Andre Goy, MD, MS
Editor-in-Chief of Oncology & Biotech News
Chairman and Director Chief of Lymphoma Director, Clinical and Translational Cancer Research
John Theurer Cancer Center at Hackensack University Medical Center
“Are you making progress?” is one of the questions you are most frequently being asked as an oncologist—even in social settings. It is obviously beyond the capacity of this editorial to summarize the current status and future of oncology, but I would say in a nutshell that cancer care is undergoing unprecedented changes. Here are three items that really capture where we’re at and where we’re going in oncology:
Thanks to a better understanding of cancer cell biology, as well as the human genome itself, we are starting to appreciate with derived high throughput technologies the daunting diversity of cancer at the molecular level (ie, cancer cells looking identical under the microscope but actually being “wired very differently,” and hence, behaving differently).
It is estimated that we have about 5500 new drugs in the medical pipeline—two-thirds are in the oncology space—and most of them are considered small molecules or biologicals. The kinase inhibitors story in chronic myeloid leukemia (targeting BCR-ABL to treat the disease) is one of the best examples, but now there are also emerging small molecules targeting the B-cell receptor with response rates in excess of 80% in patients with relapsed/refractory B-cell malignancies— even in poor-risk patients who are refractory to chemotherapy.
Finally, there have been tremendous advances with cell therapy, particularly in two areas: a) restoring the immune system in cancer patients by unlocking/unleashing the immune system by releasing negative checkpoints, ie, the PD-1 story (with impressive data in melanoma and lung cancer, for example) and b) CAR-modified T cells, which likely represent the most striking story in oncology in 2013, with durable remission in refractory CD19-positive lymphoma and leukemia.

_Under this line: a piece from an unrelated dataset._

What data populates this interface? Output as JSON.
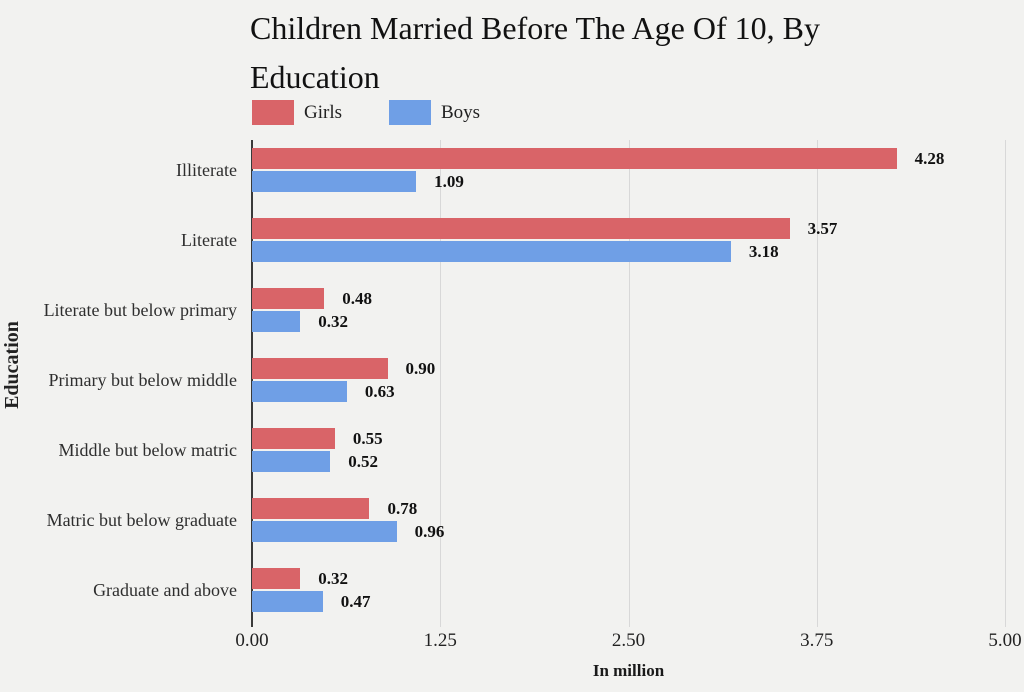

Though the progress is coming—thankfully—from many directions, the pieces actually fall right into place together and will reshape the way we manage cancer. We will be able to stratify patients based on genomic data, ie, identify patients who will do well with standard therapies (regardless of their poor clinical prognostic factors at presentation), while offering new combinations to others. The primary goal will be to develop combinations of several small molecules or biologics (ie, multitargeting), then to shy away from cytotoxic therapies in the future. The ability to tailor the treatment of a given patient is by nature the launching of precision medicine, and it’s already palpable. Building on this strategy, I believe we will add targeted or interventional immunotherapy, either with antibodies to unleash the immune system or cell therapy through CAR-modified T cells to prevent recurrence. Though we are not there yet, we definitely will be in the future.
Following my January editorial on the Affordable Care Act, I received comments from a reader pointing out that we need a better evaluation of the actual benefit and costs of the current “incremental improvements” model in clinical trials and drug development. Currently trials frequently expose a whole population for a small benefit that might only be significant for only a fraction of patients. In this era of questioning/rationing care, it is important to embrace the future and its potential, as well as address the cost and benefit issue.
Along this line, the future of cancer care will definitely involve a bundled model—as long as we preserve outcome and quality. At Regional Cancer Care Associates (regionalcancercare.org), we have started this process through our outcome database (COTA), which captures patients’ clinical and molecular characteristics, as well as cost and outcome data. As part of COTA, we are also integrating research based on patients’ best stratification (eg, trials with a molecular rationale). This should help—as the same reader suggested following my last editorial— “identify the 3%-5% (or 10%-15%) of patients who are highly likely to benefit” and target the new treatment approach to that subset. Most drugs could then become “niche” drugs (maybe even across several organs), which could speed up the drug development process and hopefully, at some point, reduce cost. Prospective outcome databases such as COTA will also allow us to weigh/confirm a clinical benefit based on historical comparison of cases with similar characteristics.